SPLIT, CROATIA -- The Croatian Constitutional Court on Wednesday turned down the election appeal of Minnesota businessman and Croatian presidential candidate Boris Miksic.

The court concluded that Miksic's claims that he was cheated in Sunday's election were groundless.

"Boris Miksic did not present evidence for his claim that there were irregularities during the presidential elections," the court said, rejecting his request for a recount.

The court in Zagreb, the capital, also rejected Miksic's appeal on the fact that his observers were not allowed to be present as the State Election Commission tabulated votes on Sunday.

The court accepted the commission's explanation that the law requires the admittance only of representatives of political parties, nongovernment organizations and foreign observers during the counting of votes. Such a right has not been anticipated for representatives of independent candidates, such as Miksic, unless they do it via nongovernment organizations.

Speaking at a news conference in Split before the court released its ruling, Miksic said he would abide by the decision.

Miksic, who lives in North Oaks and holds U.S. and Croatian citizenship, also told his supporters something they wanted to hear: "I'll definitely stay in politics."

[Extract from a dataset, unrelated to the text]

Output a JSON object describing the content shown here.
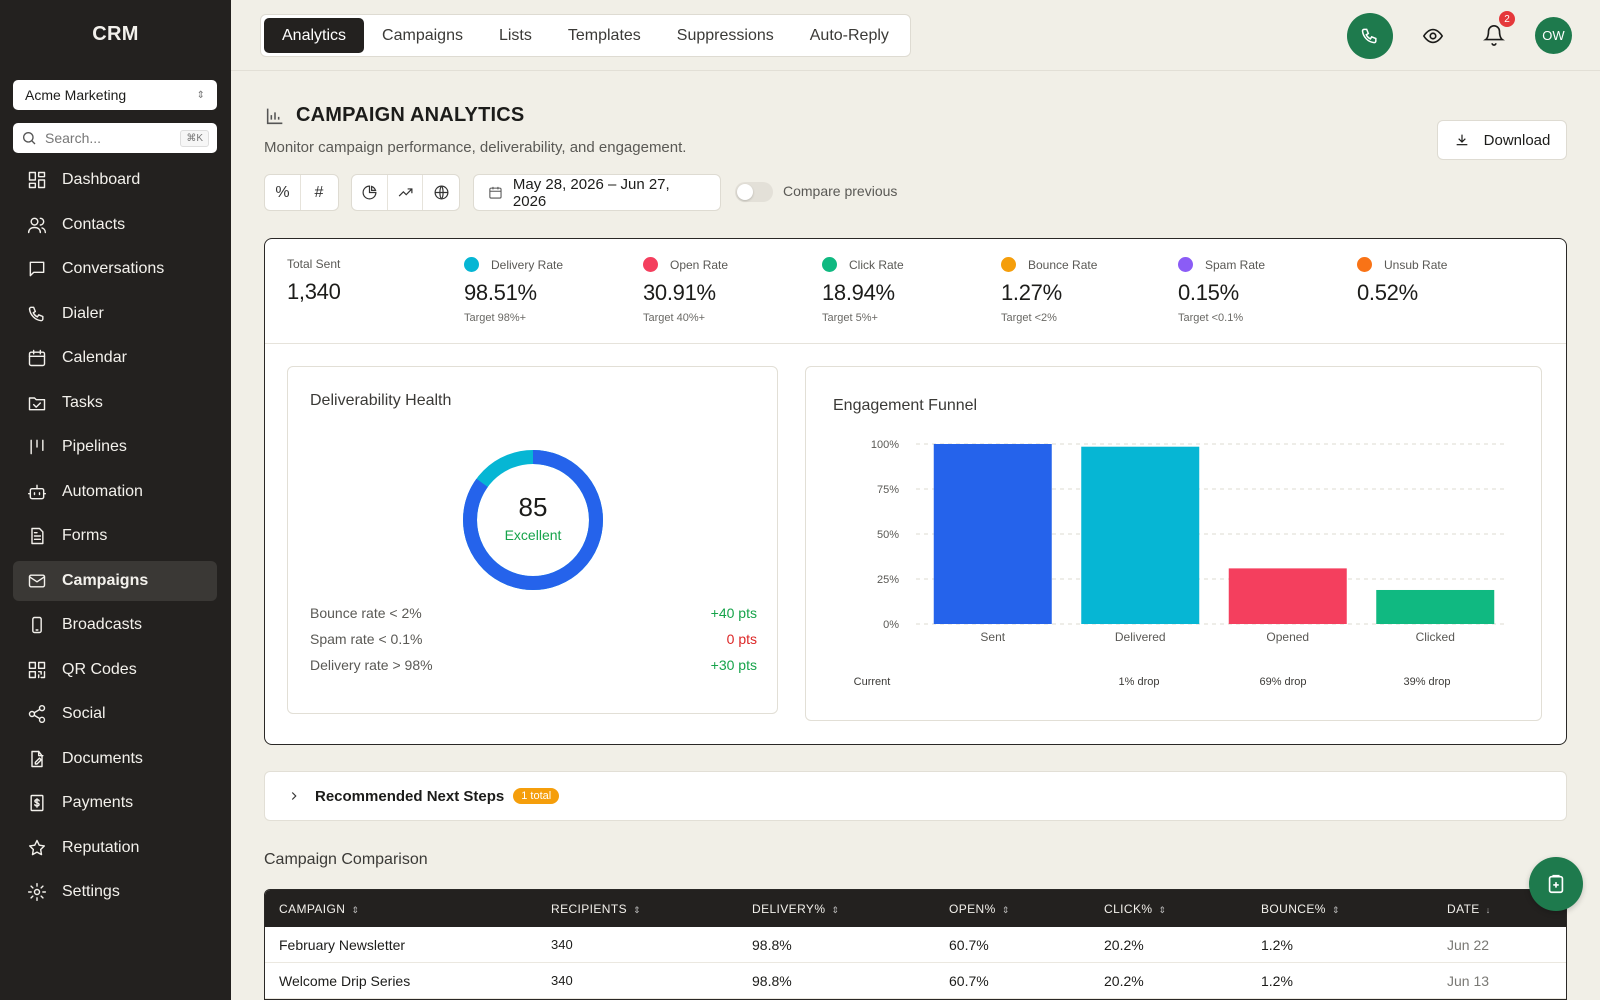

He said he will participate in local elections scheduled for April and pledged to provide more details at a public rally he has scheduled for Friday in Zagreb.

Miksic finished third in Sunday's election with 17.8 percent of the vote, barely missing out on a spot in a Jan. 16 runoff election with the first-place finisher, President Stipe Mesic.

Miksic cited the absentee vote as evidence of fraud. In voting abroad, including the United States, Miksic got only 9.9 percent of the vote.

"It is hard to understand that my percentage of votes was much better here in Croatia than, for example, in the United States," said Miksic, who left the Balkan region in 1973.